カラーテレビが初めて登場したとき、というか初めて見たとき「きれいだ」とは思ったものの、既に体験していた世界がよりリアルになってきた方向で感じたものだった。
モノクロ写真を見ていると、当時はまるで色がなかったかのような感覚に陥るほど精緻な情報がこめられている反面、それが自分のよく知っている、記憶にあった情景だと「ここはあの色で、あそこがくすんでて、このときの衣服の流行は何色で」みたいなことを感じてしまい、そこにあった差を埋めてくれるような感じだったのだ。

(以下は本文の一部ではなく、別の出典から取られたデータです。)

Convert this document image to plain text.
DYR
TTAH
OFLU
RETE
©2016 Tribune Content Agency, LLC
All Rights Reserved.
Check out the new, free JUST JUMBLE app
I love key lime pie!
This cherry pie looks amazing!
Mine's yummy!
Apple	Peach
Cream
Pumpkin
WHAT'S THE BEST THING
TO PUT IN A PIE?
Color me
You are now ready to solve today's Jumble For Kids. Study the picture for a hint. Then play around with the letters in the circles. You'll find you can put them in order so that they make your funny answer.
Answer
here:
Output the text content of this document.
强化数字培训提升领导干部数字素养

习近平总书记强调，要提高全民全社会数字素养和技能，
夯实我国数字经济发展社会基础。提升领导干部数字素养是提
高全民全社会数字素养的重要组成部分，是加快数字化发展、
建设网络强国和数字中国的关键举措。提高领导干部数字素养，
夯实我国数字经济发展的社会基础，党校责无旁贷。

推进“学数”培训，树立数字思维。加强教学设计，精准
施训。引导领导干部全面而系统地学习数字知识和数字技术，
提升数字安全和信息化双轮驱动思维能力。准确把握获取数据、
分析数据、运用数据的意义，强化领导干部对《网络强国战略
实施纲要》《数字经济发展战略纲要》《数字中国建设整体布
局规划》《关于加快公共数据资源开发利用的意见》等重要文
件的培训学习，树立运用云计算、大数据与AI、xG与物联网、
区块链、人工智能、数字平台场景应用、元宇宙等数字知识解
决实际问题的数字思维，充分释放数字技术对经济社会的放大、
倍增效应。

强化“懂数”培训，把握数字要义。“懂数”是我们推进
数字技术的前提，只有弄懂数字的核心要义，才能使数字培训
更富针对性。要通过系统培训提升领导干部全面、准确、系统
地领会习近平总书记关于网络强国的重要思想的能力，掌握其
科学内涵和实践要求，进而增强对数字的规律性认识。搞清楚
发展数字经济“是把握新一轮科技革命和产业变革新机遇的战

それゆえ、そういった機械では追いつかないだろうと思い込んでいた差が埋められていく感慨は大きかった。
当時のカラーテレビなど、今のデジタル高画質の時代からすると貧相きわまりないものだったけど、それ以前の技術との差が大きかったので、インパクトの大きさは比較にならない。
翻って今、日々刻々現われる新技術を見ても、そういうインパクトを与えてくれるものは少ない。
正確にはそんなインパクトはそうそうあるものではないし、昔だって数少なかったのだが、時間の経過がそれを記憶に刻み込んでいる。
受像器の色や画質が本物そっくり、あるいは本物以上になったとしても、技術の進歩の恩恵は感じるものの衝撃まではいかない。
こうして考えてみると、次の時代の「革新的技術」がいかなるものか、想像が難しい。
既に、日常の中で「こうあってほしい」こととの差はほとんど埋められてしまっている。
もちろんそんな革新は、そう思い込んでいる心理の隙間や、凡人の気づかないところから生まれてくるのだろうけど。
ただコンピューターや情報機器の、いつも数字(スペック)だけが一人歩きしているような商品だと、そういうインパクトにはほど遠いのかもなぁ、なんて思ってしまう今日この頃なのである。
ああ、でも新しいタッチパッド・ノートがほしい。(笑)
日本にはIT産業は無くIT利用産業も無い
この感覚が少しだけ近いのかもしれない。